Waterkeeper Alliance later pushed a “Pure Farms, Pure Waters” campaign against what it calls a “failure to regulate pollution from industrialized swine, poultry, and dairy facilities that is devastating rivers, lakes, and estuaries.”[7] But that effort has been fraught with controversy and plenty of headaches for small farmers.[8]
Opponents of the alliance’s efforts say the group overreached in its federal lawsuit against Perdue Farms, a major poultry processor, and the family farm of Kristin and Alan Hudson in Berlin, Maryland.[9] That included Maryland’s then-Governor Martin O’Malley (D), who said the case, which involved the University of Maryland’s Environmental Law Clinic, “uses the economic weapon of unlimited litigation resources — namely, taxpayer supported state resources — to potentially bankrupt and destroy a family farming operation which has no recourse to similarly unlimited litigation assets.”[10]

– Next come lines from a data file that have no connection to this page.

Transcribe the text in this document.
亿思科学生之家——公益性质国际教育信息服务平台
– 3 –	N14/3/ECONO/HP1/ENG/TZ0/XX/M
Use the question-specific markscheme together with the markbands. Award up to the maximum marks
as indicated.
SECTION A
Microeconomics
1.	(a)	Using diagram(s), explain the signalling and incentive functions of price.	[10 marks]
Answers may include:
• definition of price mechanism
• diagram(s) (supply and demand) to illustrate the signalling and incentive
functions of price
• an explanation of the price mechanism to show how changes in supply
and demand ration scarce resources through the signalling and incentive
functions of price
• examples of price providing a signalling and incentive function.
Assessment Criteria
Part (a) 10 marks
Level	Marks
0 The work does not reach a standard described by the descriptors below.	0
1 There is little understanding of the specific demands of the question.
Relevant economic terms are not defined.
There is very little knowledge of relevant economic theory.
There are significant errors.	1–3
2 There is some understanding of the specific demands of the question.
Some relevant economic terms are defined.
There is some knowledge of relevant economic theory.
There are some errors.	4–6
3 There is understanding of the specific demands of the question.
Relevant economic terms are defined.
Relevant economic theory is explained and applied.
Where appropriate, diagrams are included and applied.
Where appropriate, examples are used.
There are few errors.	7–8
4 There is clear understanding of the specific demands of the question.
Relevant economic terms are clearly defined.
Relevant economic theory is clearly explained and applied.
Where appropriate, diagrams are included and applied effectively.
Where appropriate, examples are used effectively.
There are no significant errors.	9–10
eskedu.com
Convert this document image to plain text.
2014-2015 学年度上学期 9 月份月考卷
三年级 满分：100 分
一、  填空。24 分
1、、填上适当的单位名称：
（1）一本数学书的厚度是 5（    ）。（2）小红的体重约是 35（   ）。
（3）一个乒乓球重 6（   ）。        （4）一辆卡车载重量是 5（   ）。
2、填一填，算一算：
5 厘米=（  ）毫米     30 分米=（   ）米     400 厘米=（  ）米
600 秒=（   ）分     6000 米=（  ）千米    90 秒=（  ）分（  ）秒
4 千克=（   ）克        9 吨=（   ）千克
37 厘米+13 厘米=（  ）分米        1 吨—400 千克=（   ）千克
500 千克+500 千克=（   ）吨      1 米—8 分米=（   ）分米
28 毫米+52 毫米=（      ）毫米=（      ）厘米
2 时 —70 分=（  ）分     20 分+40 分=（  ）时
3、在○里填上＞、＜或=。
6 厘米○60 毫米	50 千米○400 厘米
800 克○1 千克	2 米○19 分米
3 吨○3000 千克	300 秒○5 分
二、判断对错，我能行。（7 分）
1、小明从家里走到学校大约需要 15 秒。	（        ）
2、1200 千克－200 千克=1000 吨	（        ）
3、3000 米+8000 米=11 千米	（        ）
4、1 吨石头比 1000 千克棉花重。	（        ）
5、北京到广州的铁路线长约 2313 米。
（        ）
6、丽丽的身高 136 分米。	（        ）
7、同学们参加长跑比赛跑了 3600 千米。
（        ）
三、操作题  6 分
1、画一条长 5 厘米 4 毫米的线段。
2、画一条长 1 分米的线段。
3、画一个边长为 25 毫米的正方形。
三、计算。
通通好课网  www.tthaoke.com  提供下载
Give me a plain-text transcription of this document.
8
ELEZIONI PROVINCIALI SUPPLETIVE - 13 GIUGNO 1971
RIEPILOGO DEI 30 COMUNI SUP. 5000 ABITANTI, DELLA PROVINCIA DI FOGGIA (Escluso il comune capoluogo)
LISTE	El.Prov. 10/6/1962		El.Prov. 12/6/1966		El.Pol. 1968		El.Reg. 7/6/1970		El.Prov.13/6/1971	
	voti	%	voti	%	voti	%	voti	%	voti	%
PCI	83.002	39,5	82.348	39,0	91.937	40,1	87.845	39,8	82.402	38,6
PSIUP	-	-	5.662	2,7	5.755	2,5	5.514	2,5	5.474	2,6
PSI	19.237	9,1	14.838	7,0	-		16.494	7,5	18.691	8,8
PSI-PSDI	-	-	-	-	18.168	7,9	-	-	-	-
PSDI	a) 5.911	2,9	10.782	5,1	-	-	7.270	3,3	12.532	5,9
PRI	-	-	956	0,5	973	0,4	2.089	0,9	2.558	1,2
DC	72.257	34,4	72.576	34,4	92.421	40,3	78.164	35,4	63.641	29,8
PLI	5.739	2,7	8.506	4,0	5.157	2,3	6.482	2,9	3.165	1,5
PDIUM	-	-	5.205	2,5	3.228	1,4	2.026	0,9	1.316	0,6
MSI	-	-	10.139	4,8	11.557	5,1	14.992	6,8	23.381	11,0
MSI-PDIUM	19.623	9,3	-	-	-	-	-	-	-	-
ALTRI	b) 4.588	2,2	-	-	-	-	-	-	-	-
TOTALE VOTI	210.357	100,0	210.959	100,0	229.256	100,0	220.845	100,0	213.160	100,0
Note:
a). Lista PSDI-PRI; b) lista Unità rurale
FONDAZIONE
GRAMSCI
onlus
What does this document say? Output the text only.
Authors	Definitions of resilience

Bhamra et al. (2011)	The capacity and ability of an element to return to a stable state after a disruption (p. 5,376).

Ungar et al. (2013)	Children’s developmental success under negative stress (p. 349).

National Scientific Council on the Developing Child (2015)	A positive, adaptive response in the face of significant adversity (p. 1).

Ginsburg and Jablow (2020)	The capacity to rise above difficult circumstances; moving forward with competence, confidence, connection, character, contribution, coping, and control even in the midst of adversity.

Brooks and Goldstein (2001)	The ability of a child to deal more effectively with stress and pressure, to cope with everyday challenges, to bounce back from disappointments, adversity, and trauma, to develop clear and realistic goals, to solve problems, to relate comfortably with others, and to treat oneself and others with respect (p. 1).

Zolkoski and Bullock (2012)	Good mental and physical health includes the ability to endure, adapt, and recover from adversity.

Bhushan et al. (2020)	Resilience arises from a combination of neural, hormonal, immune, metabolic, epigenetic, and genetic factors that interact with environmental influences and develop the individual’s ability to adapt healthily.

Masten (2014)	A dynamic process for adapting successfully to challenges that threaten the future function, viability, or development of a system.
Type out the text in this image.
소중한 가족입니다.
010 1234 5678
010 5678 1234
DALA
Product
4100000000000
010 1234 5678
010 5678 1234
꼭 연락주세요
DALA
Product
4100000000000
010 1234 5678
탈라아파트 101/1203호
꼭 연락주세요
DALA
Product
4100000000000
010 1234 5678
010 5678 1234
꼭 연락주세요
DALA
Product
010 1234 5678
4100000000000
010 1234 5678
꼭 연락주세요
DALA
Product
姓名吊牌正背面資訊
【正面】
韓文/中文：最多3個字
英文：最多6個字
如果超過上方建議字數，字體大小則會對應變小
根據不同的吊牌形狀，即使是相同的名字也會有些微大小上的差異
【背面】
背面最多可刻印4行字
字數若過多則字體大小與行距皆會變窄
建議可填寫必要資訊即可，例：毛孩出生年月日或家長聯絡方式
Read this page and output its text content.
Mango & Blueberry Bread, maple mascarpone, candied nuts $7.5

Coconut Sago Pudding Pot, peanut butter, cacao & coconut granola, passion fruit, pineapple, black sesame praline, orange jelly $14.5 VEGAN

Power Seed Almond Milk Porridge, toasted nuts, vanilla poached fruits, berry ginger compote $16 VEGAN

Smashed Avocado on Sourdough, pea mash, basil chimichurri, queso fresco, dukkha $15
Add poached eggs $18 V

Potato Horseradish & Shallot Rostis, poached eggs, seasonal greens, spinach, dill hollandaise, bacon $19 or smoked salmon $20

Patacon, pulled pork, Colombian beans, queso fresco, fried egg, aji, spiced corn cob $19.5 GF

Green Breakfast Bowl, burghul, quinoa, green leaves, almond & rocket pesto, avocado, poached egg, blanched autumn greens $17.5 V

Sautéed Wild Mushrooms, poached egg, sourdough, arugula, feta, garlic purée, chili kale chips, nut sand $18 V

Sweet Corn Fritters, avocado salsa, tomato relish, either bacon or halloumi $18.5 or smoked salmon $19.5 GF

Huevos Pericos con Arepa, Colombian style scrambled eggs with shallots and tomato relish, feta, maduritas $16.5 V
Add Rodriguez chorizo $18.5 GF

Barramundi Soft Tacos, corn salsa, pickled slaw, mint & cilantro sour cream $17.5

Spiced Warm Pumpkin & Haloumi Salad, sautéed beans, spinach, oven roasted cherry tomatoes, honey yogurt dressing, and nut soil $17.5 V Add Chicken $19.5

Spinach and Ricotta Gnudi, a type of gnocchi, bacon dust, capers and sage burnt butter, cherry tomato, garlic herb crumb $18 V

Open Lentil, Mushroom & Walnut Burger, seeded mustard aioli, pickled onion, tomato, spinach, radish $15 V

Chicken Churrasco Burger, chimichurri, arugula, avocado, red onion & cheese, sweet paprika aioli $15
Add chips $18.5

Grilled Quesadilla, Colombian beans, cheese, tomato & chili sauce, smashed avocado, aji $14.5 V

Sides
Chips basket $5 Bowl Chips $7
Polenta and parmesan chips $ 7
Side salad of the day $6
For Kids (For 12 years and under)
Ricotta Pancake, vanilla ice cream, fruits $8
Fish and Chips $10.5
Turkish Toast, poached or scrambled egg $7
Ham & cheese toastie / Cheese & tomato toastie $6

Waterkeeper Alliance claimed the farms had violated the federal Clean Water Act, although they complied with state laws. The Hudsons won their case in 2013 and the alliance did not appeal.[11] The judge denied the alliance’s motion for attorneys’ fees in the lawsuit, writing “It is most unfortunate that so much time and so many resources were expended on this action that accomplished so little.”[12]
In recent years, the alliance has increased its efforts on a climate change agenda. In December 2016, it submitted a petition along with Pace Environmental Litigation Clinic to the Environmental Protection Agency calling for it to end all of its federal contracts with ExxonMobil.[13]
People
Kennedy, who serves as president of the alliance, first became involved in the environmental movement after reaching a plea bargain on a charge of heroin possession in 1984. He completed his 800 hours of community service at the Hudson River Foundation, which later became part of Hudson Riverkeeper.[14] Following his volunteer work with the group, he became its chief prosecuting attorney and would form Waterkeeper Alliance 15 years later.[15] He doesn’t pay himself a salary at the alliance.[16]
Marc Yaggi serves as executive director and received total compensation of $214,080 in 2014, according to the organization’s 2015 IRS form 990.[17] He previously served as an attorney and watershed program director for Riverkeeper, Inc., and as a staff attorney for the Environmental Law Institute in Washington, D.C.[18]
Funding
Waterkeeper Alliance reported revenue of $9,921,169 and expenses of $11,339,944 in 2014 on its 990.[19]
That form reveals that many of the organization’s grants go to sister groups, such as $190,459 to Yadkin Riverkeeper, Inc., $8,745 to Snake River Riverkeeper and $30,050 to Savannah Waterkeeper. The brunt of the group’s work in 2014 was in Central America and the Caribbean, however, as the alliance reported spending $5,348,443 in those regions that year.[20]
Keeper Springs Water, which donates all of its profits to groups with the mission of cleaning up keeping waterways, was also founded by Kennedy in 1999. Since that time, the company has donated more than $1 million to Waterways Alliance, of which Waterkeeper Alliance is a part.[21]